Avoid magic literals
What is a “magic literal”?
A magic literal is a raw value (number, string, None, etc.) that appears in code without a name explaining its meaning or origin. They harm readability, hide intent, and make changes risky—because the same value might be duplicated in many places.
Rule of thumb: If a value has domain meaning (tax rate, role name, error code, feature flag, file path, regex, etc.), name it once and reuse that name everywhere.
Benefits
- Clear intent (self-documenting)
- Single source of truth (change in one place)
- Fewer bugs during refactors
- Easier testing & configuration
Example 1 - numeric literal
Problematic code
Where does the value 0.085 come from? Why is it there? Not knowing this harms maintainability.
def final_price(subtotal):
# Why 0.085? City tax? Promo? Future me has no idea.
return subtotal * (1 + 0.085)
Fixed with a constant that conveys intent
Constants are variables that don’t vary. They are set once and not changed. In Python, the convention is to name Python constants as ALL_UPPERCASE_AND_UNDERSCORES.

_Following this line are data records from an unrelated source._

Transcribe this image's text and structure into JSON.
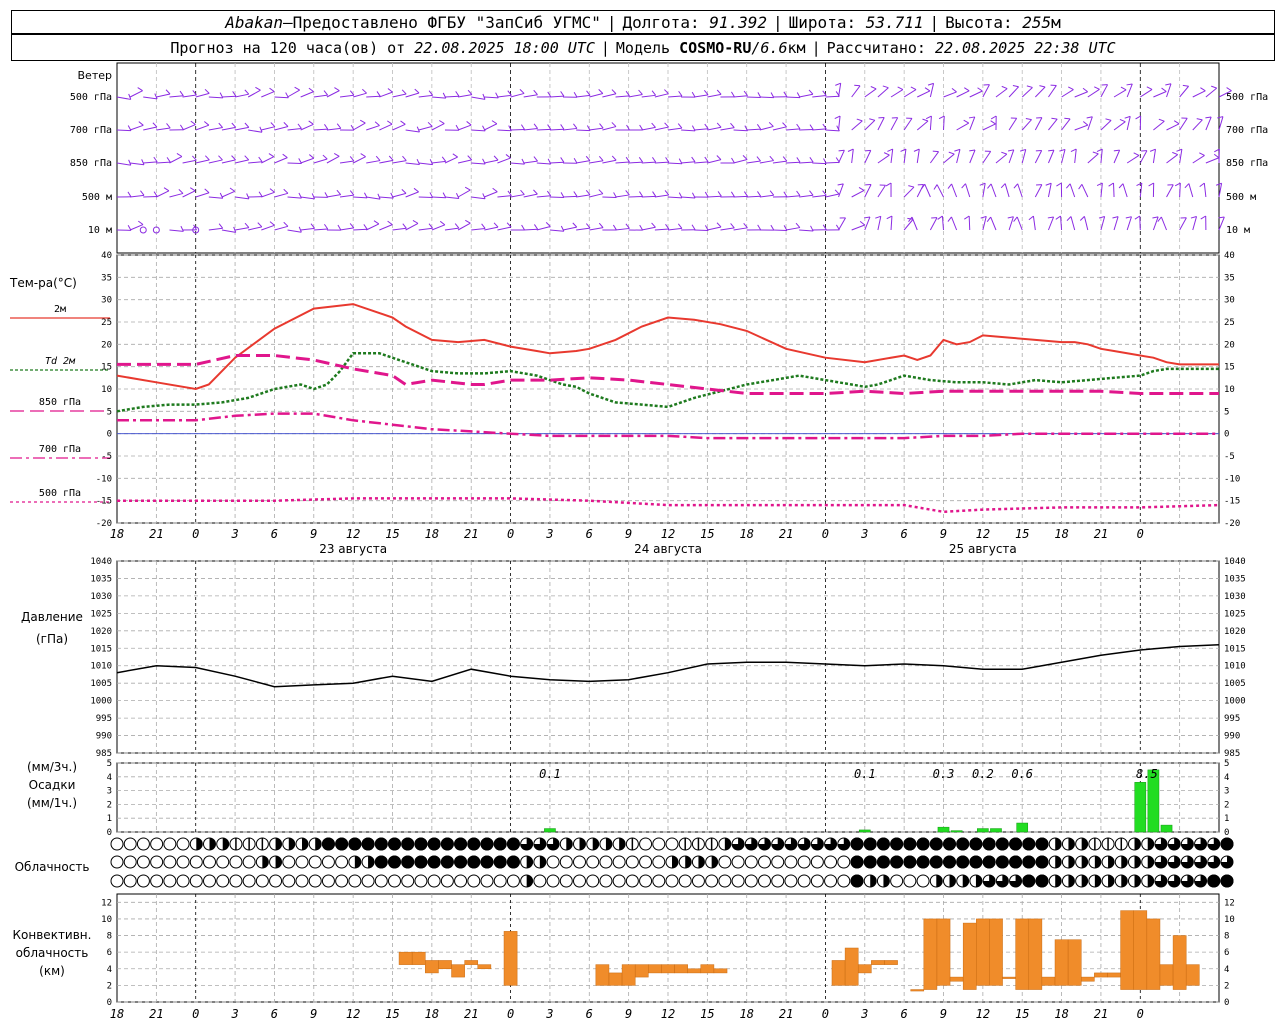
{
  "header": {
    "city": "Abakan",
    "dash": " — ",
    "provider": "Предоставлено ФГБУ \"ЗапСиб УГМС\"",
    "lon_label": "Долгота:",
    "lon_value": "91.392",
    "lat_label": "Широта:",
    "lat_value": "53.711",
    "alt_label": "Высота:",
    "alt_value": "255",
    "alt_unit": "м",
    "forecast_prefix": "Прогноз на 120 часа(ов) от",
    "forecast_time": "22.08.2025 18:00 UTC",
    "model_label": "Модель",
    "model_name": "COSMO-RU",
    "model_slash": " / ",
    "model_res": "6.6",
    "model_res_unit": "км",
    "calc_label": "Рассчитано:",
    "calc_time": "22.08.2025 22:38 UTC",
    "bar": "|"
  },
  "wind_panel": {
    "title": "Ветер",
    "levels": [
      "500 гПа",
      "700 гПа",
      "850 гПа",
      "500 м",
      "10  м"
    ],
    "color": "#8b2be2"
  },
  "temp_panel": {
    "title": "Тем-ра(°C)",
    "ylim": [
      -20,
      40
    ],
    "yticks": [
      40,
      35,
      30,
      25,
      20,
      15,
      10,
      5,
      0,
      -5,
      -10,
      -15,
      -20
    ],
    "legend": [
      {
        "label": "2м",
        "color": "#e8392f"
      },
      {
        "label": "Td  2м",
        "color": "#1e7a1e"
      },
      {
        "label": "850 гПа",
        "color": "#e0168c"
      },
      {
        "label": "700 гПа",
        "color": "#e0168c"
      },
      {
        "label": "500 гПа",
        "color": "#e0168c"
      }
    ],
    "zero_line_color": "#3344cc"
  },
  "time_axis": {
    "ticks": [
      "18",
      "21",
      "0",
      "3",
      "6",
      "9",
      "12",
      "15",
      "18",
      "21",
      "0",
      "3",
      "6",
      "9",
      "12",
      "15",
      "18",
      "21",
      "0",
      "3",
      "6",
      "9",
      "12",
      "15",
      "18",
      "21",
      "0"
    ],
    "day_labels": [
      "23 августа",
      "24 августа",
      "25 августа"
    ]
  },
  "pressure_panel": {
    "title": "Давление",
    "unit": "(гПа)",
    "ylim": [
      985,
      1040
    ],
    "yticks": [
      1040,
      1035,
      1030,
      1025,
      1020,
      1015,
      1010,
      1005,
      1000,
      995,
      990,
      985
    ]
  },
  "precip_panel": {
    "unit_top": "(мм/3ч.)",
    "title": "Осадки",
    "unit_bottom": "(мм/1ч.)",
    "ylim": [
      0,
      5
    ],
    "yticks": [
      5,
      4,
      3,
      2,
      1,
      0
    ],
    "color": "#22dd22",
    "annotations": [
      {
        "hour": 33,
        "text": "0.1"
      },
      {
        "hour": 57,
        "text": "0.1"
      },
      {
        "hour": 63,
        "text": "0.3"
      },
      {
        "hour": 66,
        "text": "0.2"
      },
      {
        "hour": 69,
        "text": "0.6"
      },
      {
        "hour": 78.5,
        "text": "8.5"
      }
    ]
  },
  "cloud_panel": {
    "title": "Облачность"
  },
  "conv_panel": {
    "title_1": "Конвективн.",
    "title_2": "облачность",
    "unit": "(км)",
    "ylim": [
      0,
      13
    ],
    "yticks": [
      12,
      10,
      8,
      6,
      4,
      2,
      0
    ],
    "color": "#f08c2a"
  },
  "chart_data": [
    {
      "type": "line",
      "title": "Тем-ра(°C)",
      "x_unit": "hours from 22.08.2025 18:00 UTC",
      "ylim": [
        -20,
        40
      ],
      "series": [
        {
          "name": "2м",
          "x": [
            0,
            3,
            6,
            7,
            9,
            12,
            15,
            18,
            21,
            22,
            24,
            26,
            28,
            30,
            32,
            33,
            35,
            36,
            38,
            40,
            42,
            44,
            46,
            48,
            51,
            54,
            57,
            60,
            61,
            62,
            63,
            64,
            65,
            66,
            68,
            70,
            72,
            73,
            74,
            75,
            76,
            78,
            79,
            80,
            81,
            82,
            84
          ],
          "y": [
            13,
            11.5,
            10,
            11,
            17,
            23.5,
            28,
            29,
            26,
            24,
            21,
            20.5,
            21,
            19.5,
            18.5,
            18,
            18.5,
            19,
            21,
            24,
            26,
            25.5,
            24.5,
            23,
            19,
            17,
            16,
            17.5,
            16.5,
            17.5,
            21,
            20,
            20.5,
            22,
            21.5,
            21,
            20.5,
            20.5,
            20,
            19,
            18.5,
            17.5,
            17,
            16,
            15.5,
            15.5,
            15.5
          ]
        },
        {
          "name": "Td  2м",
          "x": [
            0,
            2,
            4,
            6,
            8,
            10,
            12,
            14,
            15,
            16,
            17,
            18,
            20,
            22,
            24,
            26,
            28,
            30,
            32,
            33,
            34,
            35,
            36,
            38,
            40,
            42,
            44,
            46,
            48,
            50,
            52,
            54,
            56,
            57,
            58,
            59,
            60,
            62,
            64,
            66,
            68,
            70,
            72,
            74,
            76,
            78,
            79,
            80,
            82,
            84
          ],
          "y": [
            5,
            6,
            6.5,
            6.5,
            7,
            8,
            10,
            11,
            10,
            11,
            14,
            18,
            18,
            16,
            14,
            13.5,
            13.5,
            14,
            13,
            12,
            11,
            10.5,
            9,
            7,
            6.5,
            6,
            8,
            9.5,
            11,
            12,
            13,
            12,
            11,
            10.5,
            11,
            12,
            13,
            12,
            11.5,
            11.5,
            11,
            12,
            11.5,
            12,
            12.5,
            13,
            14,
            14.5,
            14.5,
            14.5
          ]
        },
        {
          "name": "850 гПа",
          "x": [
            0,
            3,
            6,
            9,
            12,
            15,
            18,
            21,
            22,
            24,
            27,
            28,
            30,
            33,
            36,
            39,
            42,
            45,
            48,
            51,
            54,
            57,
            60,
            63,
            66,
            69,
            72,
            75,
            78,
            81,
            84
          ],
          "y": [
            15.5,
            15.5,
            15.5,
            17.5,
            17.5,
            16.5,
            14.5,
            13,
            11,
            12,
            11,
            11,
            12,
            12,
            12.5,
            12,
            11,
            10,
            9,
            9,
            9,
            9.5,
            9,
            9.5,
            9.5,
            9.5,
            9.5,
            9.5,
            9,
            9,
            9
          ]
        },
        {
          "name": "700 гПа",
          "x": [
            0,
            3,
            6,
            9,
            12,
            15,
            18,
            21,
            24,
            27,
            30,
            33,
            36,
            39,
            42,
            45,
            48,
            51,
            54,
            57,
            60,
            63,
            66,
            69,
            72,
            75,
            78,
            81,
            84
          ],
          "y": [
            3,
            3,
            3,
            4,
            4.5,
            4.5,
            3,
            2,
            1,
            0.5,
            0,
            -0.5,
            -0.5,
            -0.5,
            -0.5,
            -1,
            -1,
            -1,
            -1,
            -1,
            -1,
            -0.5,
            -0.5,
            0,
            0,
            0,
            0,
            0,
            0
          ]
        },
        {
          "name": "500 гПа",
          "x": [
            0,
            6,
            12,
            18,
            24,
            30,
            36,
            42,
            48,
            54,
            57,
            60,
            62,
            63,
            66,
            72,
            78,
            84
          ],
          "y": [
            -15,
            -15,
            -15,
            -14.5,
            -14.5,
            -14.5,
            -15,
            -16,
            -16,
            -16,
            -16,
            -16,
            -17,
            -17.5,
            -17,
            -16.5,
            -16.5,
            -16
          ]
        }
      ]
    },
    {
      "type": "line",
      "title": "Давление",
      "x_unit": "hours from 22.08.2025 18:00 UTC",
      "ylim": [
        985,
        1040
      ],
      "series": [
        {
          "name": "",
          "x": [
            0,
            3,
            6,
            9,
            12,
            15,
            18,
            21,
            24,
            27,
            30,
            33,
            36,
            39,
            42,
            45,
            48,
            51,
            54,
            57,
            60,
            63,
            66,
            69,
            72,
            75,
            78,
            81,
            84
          ],
          "y": [
            1008,
            1010,
            1009.5,
            1007,
            1004,
            1004.5,
            1005,
            1007,
            1005.5,
            1009,
            1007,
            1006,
            1005.5,
            1006,
            1008,
            1010.5,
            1011,
            1011,
            1010.5,
            1010,
            1010.5,
            1010,
            1009,
            1009,
            1011,
            1013,
            1014.5,
            1015.5,
            1016
          ]
        }
      ]
    },
    {
      "type": "bar",
      "title": "Осадки",
      "x_unit": "hours from 22.08.2025 18:00 UTC",
      "ylim": [
        0,
        5
      ],
      "x": [
        33,
        57,
        63,
        64,
        66,
        67,
        69,
        78,
        79,
        80
      ],
      "values": [
        0.25,
        0.15,
        0.35,
        0.1,
        0.25,
        0.25,
        0.65,
        3.6,
        4.5,
        0.5
      ]
    },
    {
      "type": "bar",
      "title": "Облачность",
      "x_unit": "hours from 22.08.2025 18:00 UTC",
      "rows": [
        {
          "level": "top",
          "values": [
            0,
            0,
            0,
            0,
            0,
            0,
            2,
            2,
            2,
            1,
            1,
            1,
            2,
            2,
            2,
            2,
            4,
            4,
            4,
            4,
            4,
            4,
            4,
            4,
            4,
            4,
            4,
            4,
            4,
            4,
            4,
            3,
            3,
            3,
            2,
            2,
            2,
            2,
            2,
            1,
            0,
            0,
            0,
            1,
            1,
            1,
            2,
            3,
            3,
            3,
            3,
            3,
            3,
            3,
            3,
            3,
            4,
            4,
            4,
            4,
            4,
            4,
            4,
            4,
            4,
            4,
            4,
            4,
            4,
            4,
            4,
            2,
            2,
            2,
            1,
            1,
            1,
            2,
            2,
            3,
            3,
            3,
            3,
            3,
            4
          ]
        },
        {
          "level": "middle",
          "values": [
            0,
            0,
            0,
            0,
            0,
            0,
            0,
            0,
            0,
            0,
            0,
            2,
            2,
            0,
            0,
            0,
            0,
            0,
            2,
            2,
            4,
            4,
            4,
            4,
            4,
            4,
            4,
            4,
            4,
            4,
            4,
            2,
            2,
            0,
            0,
            0,
            0,
            0,
            0,
            0,
            0,
            0,
            2,
            2,
            2,
            2,
            0,
            0,
            0,
            0,
            0,
            0,
            0,
            0,
            0,
            0,
            4,
            4,
            4,
            4,
            4,
            4,
            4,
            4,
            4,
            4,
            4,
            4,
            4,
            4,
            4,
            2,
            2,
            2,
            2,
            2,
            2,
            2,
            2,
            3,
            3,
            3,
            3,
            3,
            3
          ]
        },
        {
          "level": "low",
          "values": [
            0,
            0,
            0,
            0,
            0,
            0,
            0,
            0,
            0,
            0,
            0,
            0,
            0,
            0,
            0,
            0,
            0,
            0,
            0,
            0,
            0,
            0,
            0,
            0,
            0,
            0,
            0,
            0,
            0,
            0,
            0,
            2,
            0,
            0,
            0,
            0,
            0,
            0,
            0,
            0,
            0,
            0,
            0,
            0,
            0,
            0,
            0,
            0,
            0,
            0,
            0,
            0,
            0,
            0,
            0,
            0,
            4,
            2,
            2,
            0,
            0,
            0,
            2,
            2,
            2,
            2,
            3,
            3,
            3,
            4,
            4,
            2,
            2,
            2,
            2,
            2,
            2,
            2,
            2,
            3,
            3,
            3,
            3,
            4,
            4
          ]
        }
      ]
    },
    {
      "type": "bar",
      "title": "Конвективн. облачность",
      "x_unit": "hours from 22.08.2025 18:00 UTC",
      "ylim": [
        0,
        13
      ],
      "bars": [
        {
          "x": 22,
          "bottom": 4.5,
          "top": 6.0
        },
        {
          "x": 23,
          "bottom": 4.5,
          "top": 6.0
        },
        {
          "x": 24,
          "bottom": 3.5,
          "top": 5.0
        },
        {
          "x": 25,
          "bottom": 4.0,
          "top": 5.0
        },
        {
          "x": 26,
          "bottom": 3.0,
          "top": 4.5
        },
        {
          "x": 27,
          "bottom": 4.5,
          "top": 5.0
        },
        {
          "x": 28,
          "bottom": 4.0,
          "top": 4.5
        },
        {
          "x": 30,
          "bottom": 2.0,
          "top": 8.5
        },
        {
          "x": 37,
          "bottom": 2.0,
          "top": 4.5
        },
        {
          "x": 38,
          "bottom": 2.0,
          "top": 3.5
        },
        {
          "x": 39,
          "bottom": 2.0,
          "top": 4.5
        },
        {
          "x": 40,
          "bottom": 3.0,
          "top": 4.5
        },
        {
          "x": 41,
          "bottom": 3.5,
          "top": 4.5
        },
        {
          "x": 42,
          "bottom": 3.5,
          "top": 4.5
        },
        {
          "x": 43,
          "bottom": 3.5,
          "top": 4.5
        },
        {
          "x": 44,
          "bottom": 3.5,
          "top": 4.0
        },
        {
          "x": 45,
          "bottom": 3.5,
          "top": 4.5
        },
        {
          "x": 46,
          "bottom": 3.5,
          "top": 4.0
        },
        {
          "x": 55,
          "bottom": 2.0,
          "top": 5.0
        },
        {
          "x": 56,
          "bottom": 2.0,
          "top": 6.5
        },
        {
          "x": 57,
          "bottom": 3.5,
          "top": 4.5
        },
        {
          "x": 58,
          "bottom": 4.5,
          "top": 5.0
        },
        {
          "x": 59,
          "bottom": 4.5,
          "top": 5.0
        },
        {
          "x": 61,
          "bottom": 1.5,
          "top": 1.5
        },
        {
          "x": 62,
          "bottom": 1.5,
          "top": 10.0
        },
        {
          "x": 63,
          "bottom": 2.0,
          "top": 10.0
        },
        {
          "x": 64,
          "bottom": 2.5,
          "top": 3.0
        },
        {
          "x": 65,
          "bottom": 1.5,
          "top": 9.5
        },
        {
          "x": 66,
          "bottom": 2.0,
          "top": 10.0
        },
        {
          "x": 67,
          "bottom": 2.0,
          "top": 10.0
        },
        {
          "x": 68,
          "bottom": 3.0,
          "top": 3.0
        },
        {
          "x": 69,
          "bottom": 1.5,
          "top": 10.0
        },
        {
          "x": 70,
          "bottom": 1.5,
          "top": 10.0
        },
        {
          "x": 71,
          "bottom": 2.0,
          "top": 3.0
        },
        {
          "x": 72,
          "bottom": 2.0,
          "top": 7.5
        },
        {
          "x": 73,
          "bottom": 2.0,
          "top": 7.5
        },
        {
          "x": 74,
          "bottom": 2.5,
          "top": 3.0
        },
        {
          "x": 75,
          "bottom": 3.0,
          "top": 3.5
        },
        {
          "x": 76,
          "bottom": 3.0,
          "top": 3.5
        },
        {
          "x": 77,
          "bottom": 1.5,
          "top": 11.0
        },
        {
          "x": 78,
          "bottom": 1.5,
          "top": 11.0
        },
        {
          "x": 79,
          "bottom": 1.5,
          "top": 10.0
        },
        {
          "x": 80,
          "bottom": 2.0,
          "top": 4.5
        },
        {
          "x": 81,
          "bottom": 1.5,
          "top": 8.0
        },
        {
          "x": 82,
          "bottom": 2.0,
          "top": 4.5
        }
      ]
    }
  ]
}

CITY_SALES_TAX_RATE = 0.085 # 8.5% city sales tax
def final_price(subtotal: float) -> float:
return subtotal * (1 + CITY_SALES_TAX_RATE)
Why this is better: The constant gives the number meaning, centralizes the value, and invites documentation and tests around that concept. Keep constants close to where they’re used (module-level), or in a dedicated constants.py if shared broadly.
When a literal is not magic
- Sentinel/obvious values:
0,1,-1,True,False,""used in generic math or indexing (e.g.,arr[-1]) are usually fine. - Short-lived throwaway code/tests: Inline values in extremely small, clear scopes can be acceptable.
- Data structure examples: Literals inside illustrative examples or test fixtures are usually okay unless they are likely to change.